🤖 AI Summary
Current large audio language models exhibit limited performance on multi-audio understanding tasks, with accuracy degrading significantly as the number of concurrent audio sources increases. To address this gap, this work introduces the first comprehensive benchmark for multi-audio understanding that encompasses speech, general audio, and music, enabling the first systematic evaluation of model limitations in such complex auditory scenarios. The study further proposes two training-free inference strategies—Audio-Permutational Self-Consistency and a Chain-of-Thought–based approach—to achieve robust aggregation of predictions from multiple audio inputs. Experimental results demonstrate that these methods yield absolute accuracy improvements of up to 6.28% and 6.74%, respectively, thereby revealing critical shortcomings of existing models in complex auditory comprehension.
📝 Abstract
While multi-audio understanding is critical for large audio-language models (LALMs), it remains underexplored. We introduce MUGEN, a comprehensive benchmark evaluating this capability across speech, general audio, and music. Our experiments reveal consistent weaknesses in multi-audio settings, and performance degrades sharply as the number of concurrent audio inputs increases, identifying input scaling as a fundamental bottleneck.

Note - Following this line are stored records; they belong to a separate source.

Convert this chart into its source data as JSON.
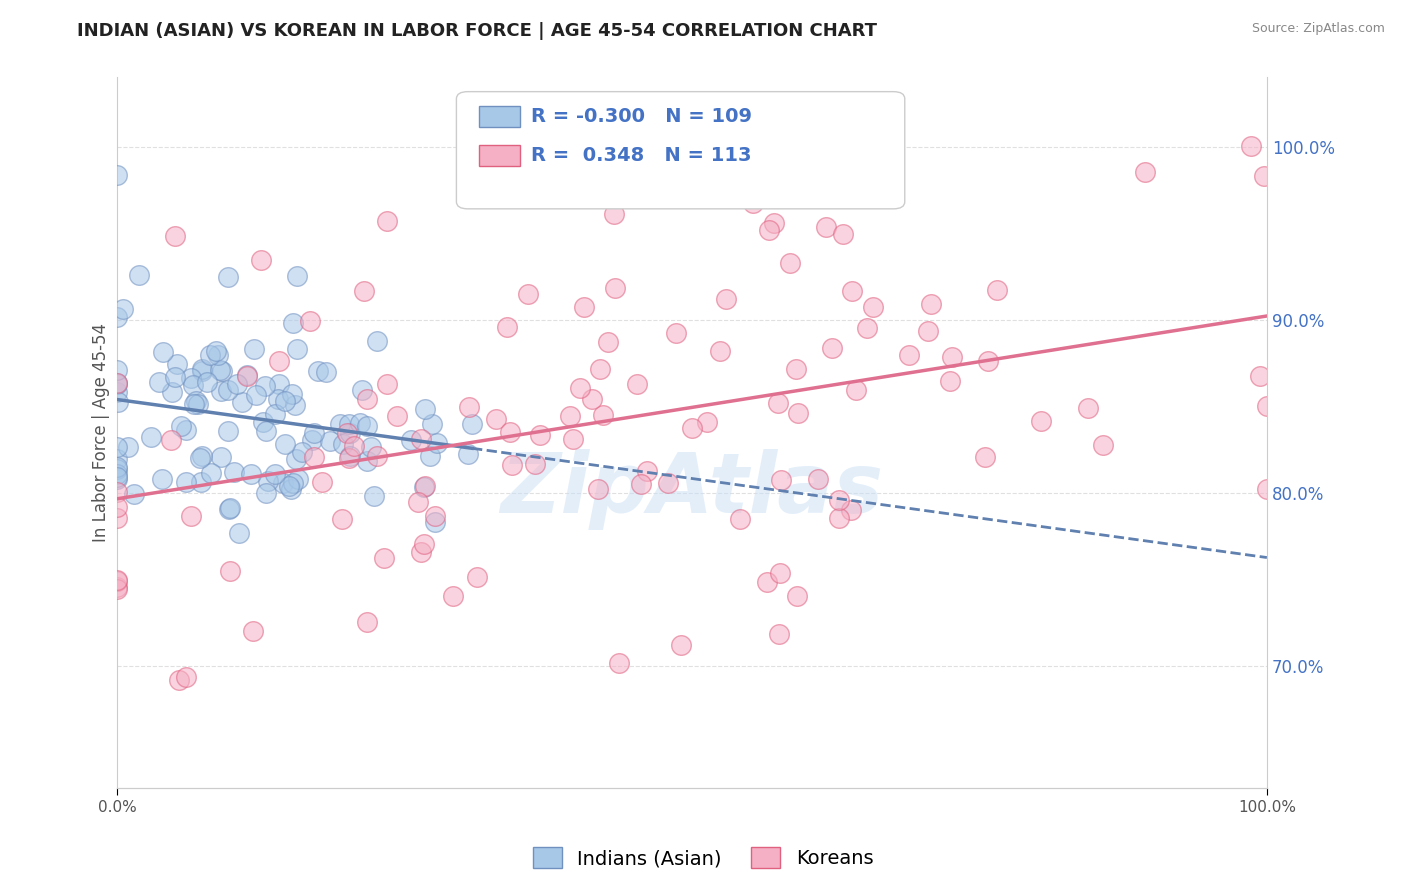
{
  "title": "INDIAN (ASIAN) VS KOREAN IN LABOR FORCE | AGE 45-54 CORRELATION CHART",
  "source": "Source: ZipAtlas.com",
  "ylabel": "In Labor Force | Age 45-54",
  "right_yticks": [
    70.0,
    80.0,
    90.0,
    100.0
  ],
  "legend_labels": [
    "Indians (Asian)",
    "Koreans"
  ],
  "legend_R": [
    -0.3,
    0.348
  ],
  "legend_N": [
    109,
    113
  ],
  "blue_fill": "#a8c8e8",
  "pink_fill": "#f5b0c5",
  "blue_edge": "#7090c0",
  "pink_edge": "#e06080",
  "blue_line_color": "#6080b0",
  "pink_line_color": "#e07090",
  "watermark": "ZipAtlas",
  "background_color": "#ffffff",
  "grid_color": "#e0e0e0",
  "seed": 42,
  "blue_R": -0.3,
  "blue_N": 109,
  "pink_R": 0.348,
  "pink_N": 113,
  "x_min": 0.0,
  "x_max": 100.0,
  "y_min": 63.0,
  "y_max": 104.0,
  "title_fontsize": 13,
  "axis_fontsize": 11,
  "scatter_size": 200,
  "scatter_alpha": 0.55,
  "legend_fontsize": 14,
  "right_tick_color": "#4472c4",
  "legend_text_color": "#4472c4",
  "watermark_color": "#c8dff5",
  "watermark_alpha": 0.5
}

We further investigate training-free strategies and observe that Audio-Permutational Self-Consistency, which diversifies the order of audio candidates, helps models form more robust aggregated predictions, yielding up to 6.28% accuracy gains. Combining this permutation strategy with Chain-of-Thought further improves performance to 6.74%. These results expose blind spots in current LALMs and provide a foundation for evaluating complex auditory comprehension.